A reação dos "big players"
No mesmo dia em que a Digi entrou em funcionamento no mercado português - a 4 de novembro -, o presidente executivo da Nos, Miguel Almeida, deu uma entrevista ao Jornal de Negócios, onde alertou que “entrada desse ‘player’ tem consequências terríveis para o país a médio e longo prazo porque vai pôr em causa o investimento sustentável do setor". E não foi o único, porque, quatro dias depois, foi a presidente executiva da Altice Portugal, antiga PT e dona da Meo, Ana Figueiredo, também em entrevista ao Negócios, a considerar que ao comparar a Digi com os atuais concorrentes “não estamos a comparar maçãs com maçãs em algumas matérias" e que, olhando para a oferta da empresa romena, “a única variável” que viu até ao momento foi “o preço”: "Os portugueses falam sempre muito do preço dos pacotes, mas se compararem as funcionalidades e a qualidade de serviço vão ver que poucos países estão acima de nós".
À CNN Portugal, Pedro Brinca, garante que estas são reações "normais", porque com a chegada da Digi a "concorrência percebeu que vai ter de gastar", garantindo que teria ficado surpreendido "se não houvesse uma resposta da parte das principais operadoras no sentido de tentar desacreditar a oferta da Digi".
"À medida que começarem a perder quota de mercado, o que vai acontecer é que vão ter de baixar o preço", antevê o economista, afirmando que acredita que a resposta de Nos, Vodafone e Meo vai passar "por uma combinação de estratégias, em que primeiro vão tentar desacreditar a Digi - vão tentar dizer que é uma marca que não está consolidada no mercado e vão tentar jogar com medo dos consumidores - e depois também poderá haver um ajuste de preço", lembrando que, perante tudo isto e tendo em conta que "neste caso há nada que diga que a concorrência da Digi é desleal", "devia haver mais duas ou três Digis".
"As reações são mais ou menos óbvias", garante António Alves da DECO PROteste, que lembra que Portugal "estava num mercado onde os três grandes operadores tinham ofertas que eram muito alinhadas entre eles" como demonstram as análises e serviços que vem sendo feita pela DECO há vários anos. "Estavam constantemente alinhados não só no preço, mas a composição de ofertas era muito parecida e as atualizações eram feitas da mesma forma e na mesma altura", sublinha, voltando a referir: "Não podemos partir do pressuposto, só porque o preço é mais baixo que os serviços da Digi não têm vantagem técnica ou não são comparáveis com os três grandes operadores".
Como funciona o serviço de TV da Digi.

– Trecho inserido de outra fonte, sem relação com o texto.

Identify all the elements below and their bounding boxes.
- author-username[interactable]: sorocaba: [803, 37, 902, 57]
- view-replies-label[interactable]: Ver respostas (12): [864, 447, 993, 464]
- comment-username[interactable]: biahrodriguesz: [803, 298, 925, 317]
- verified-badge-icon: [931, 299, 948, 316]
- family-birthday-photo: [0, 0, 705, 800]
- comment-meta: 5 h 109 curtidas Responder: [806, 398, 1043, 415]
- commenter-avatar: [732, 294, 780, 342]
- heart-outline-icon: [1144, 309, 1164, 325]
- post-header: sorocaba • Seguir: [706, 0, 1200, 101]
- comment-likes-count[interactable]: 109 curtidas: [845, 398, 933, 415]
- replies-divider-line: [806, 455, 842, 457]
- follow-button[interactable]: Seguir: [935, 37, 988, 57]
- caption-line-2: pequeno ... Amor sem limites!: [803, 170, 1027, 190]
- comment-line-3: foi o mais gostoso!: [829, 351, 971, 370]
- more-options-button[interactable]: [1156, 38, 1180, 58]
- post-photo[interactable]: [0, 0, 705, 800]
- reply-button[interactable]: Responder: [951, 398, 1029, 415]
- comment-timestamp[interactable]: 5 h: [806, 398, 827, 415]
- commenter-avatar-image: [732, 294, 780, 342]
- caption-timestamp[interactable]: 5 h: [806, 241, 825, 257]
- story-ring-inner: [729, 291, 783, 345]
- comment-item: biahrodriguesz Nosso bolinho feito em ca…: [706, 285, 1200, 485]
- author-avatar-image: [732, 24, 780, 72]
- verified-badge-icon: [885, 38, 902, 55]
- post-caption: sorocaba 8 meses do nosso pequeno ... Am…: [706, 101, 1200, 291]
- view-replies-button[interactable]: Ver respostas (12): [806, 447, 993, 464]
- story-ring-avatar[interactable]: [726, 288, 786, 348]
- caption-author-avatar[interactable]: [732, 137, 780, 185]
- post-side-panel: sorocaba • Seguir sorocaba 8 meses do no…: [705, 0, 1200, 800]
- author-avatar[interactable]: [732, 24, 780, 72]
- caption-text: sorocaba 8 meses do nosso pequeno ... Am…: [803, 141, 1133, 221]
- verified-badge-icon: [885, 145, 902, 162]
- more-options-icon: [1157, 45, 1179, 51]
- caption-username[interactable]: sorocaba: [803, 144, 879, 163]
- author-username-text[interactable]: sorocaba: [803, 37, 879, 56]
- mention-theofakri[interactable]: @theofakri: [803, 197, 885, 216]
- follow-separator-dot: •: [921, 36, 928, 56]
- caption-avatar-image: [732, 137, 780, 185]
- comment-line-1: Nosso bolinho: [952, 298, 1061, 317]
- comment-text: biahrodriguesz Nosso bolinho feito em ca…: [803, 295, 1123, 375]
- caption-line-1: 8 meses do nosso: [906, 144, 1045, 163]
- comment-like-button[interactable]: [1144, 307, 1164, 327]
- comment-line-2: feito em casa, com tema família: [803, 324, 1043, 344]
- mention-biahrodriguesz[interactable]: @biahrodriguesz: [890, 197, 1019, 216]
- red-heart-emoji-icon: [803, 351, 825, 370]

Há uma box? E fidelização?
A DECO PROteste explica que o serviço de TV da Digi tem duas opções: uma box tradicional ou uma app que pode ser instalada numa smart tv. António Alves refere que, apesar do aparelho descodificador ainda não ter sido testado pela DECO, "do que sabemos existe uma box que é relativamente básica a nível das funcionalidades," - referindo-se à própria interface com o utilizador desde os menus, a capacidade de "andar para trás na emissão", parar ou ver conteúdos transmitidos nos últimos sete dias, como acontece no serviço dos concorrentes diretos. E "lançaram uma app, tal como outras operadoras já têm as apps para Android TV, em que se pode instalar diretamente numa Smart TV, que seja compatível, sendo que já têm para Android TV, têm para as da Samsung, o Tizen, e têm para as da LG".
"Portanto, no caso a Digi, oferecem as duas opções, através de uma box, ou através diretamente de uma app, que pode ser acedida com o user e uma password. Mas é algo que queremos testar em breve, queremos testar o serviço TV deles e perceber até que ponto a usabilidade do serviço da Digi se compara com a dos outros", refere António Alves.
Quanto à questão da fidelização, para a DECO PROteste esta é outra das grandes vantagens da Digi quando comparada com as operadoras tradicionais: "A Digi tem a uma fidelização máxima de 3 meses, com preços muito mais acessíveis, e tem ofertas que são modulares, em que o cliente pode, por exemplo, decidir se quero ou não o telefone fixo, que hoje em dia é algo que a grande maioria das pessoas já não usa e que vem sempre nos pacotes".
Tradicionalmente, os pacotes da Nos, Meo e Vodafone vêm com uma "fidelização de 24 meses para terem ofertas competitivas, porque se formos com ofertas com fidelização mais curta ou sem fidelização, o preço é muito mais alto e torna-se completamente incomportável, explica António Alves.
Deve mudar já? O princípio da precaução desaconselha
Nesta fase embrionária da chegada da Digi, o especialista da área de tecnologia da DECO PROteste aconselha o consumidor a seguir "o princípio da precaução". "Se o consumidor puder esperar um pouco e ver qual é que é a evolução também a nível das reclamações, da experiência dos consumidores, é sempre um bom princípio se calhar esperar nas primeiras semanas ou nos primeiros meses e depois, com mais calma, então fazer a transição", sugere.
Isto, porque nos primeiros tempos, lembra, é normal "haja muita coisa por afinar": "Não me surpreenderia muito que houvesse problemas nesta fase inicial, desde logo os timings necessários para a instalação, alguns possíveis problemas que possa haver com as próprias interrupções dos serviços, algum software do serviço de televisão que tenha de ser aperfeiçoado. É normal que na fase inicial existam alguns problemas, inclusive logo na fase de instalação, com a quantidade de pedidos que devem ter nesta fase inicial", explica António Alves.
Como consegue a Digi ter preços quatro vezes mais baratos?
Para além das valias técnicas da Digi e das acusações dos concorrentes, Pedro Brinca defende que exista uma "pergunta de um milhão de euros": "Como é que a Digi consegue fazer preços quatro vezes mais baratos?". O professor da Nova SBE constata que "os preços que têm sido praticados no mercado pelas principais operadoras têm sido sempre estranhamente semelhantes" e teoriza que é aqui que poderá estar a resposta.
"Obviamente que não podemos falar de cartelização, porque cartelização é um crime e é preciso ter evidências fortes para dizer que as principais operadoras entram em operações de concertação de preços, não podemos acusá-las de fazer isso. Mas, começamos a pensar duas vezes sobre a situação quando de repente entra um concorrente que consegue fazer o mesmo produto a quatro vezes o mesmo preço. A pergunta é como é que a Digi entra a fazer quatro vezes o mesmo preço e, antes, é como é que a concorrência entre as principais operadoras não levou para que o preço baixasse? Obviamente que isso levanta dúvidas", explica o economista.
Em tom de fecho e antevendo a fase da desacreditação do "novo player", o economista lembra outra das valências do mercado livre e com concorrência: "Se o serviço da Digi não funcionar, ninguém quererá mudar para lá e, por isso, morrem sozinhos".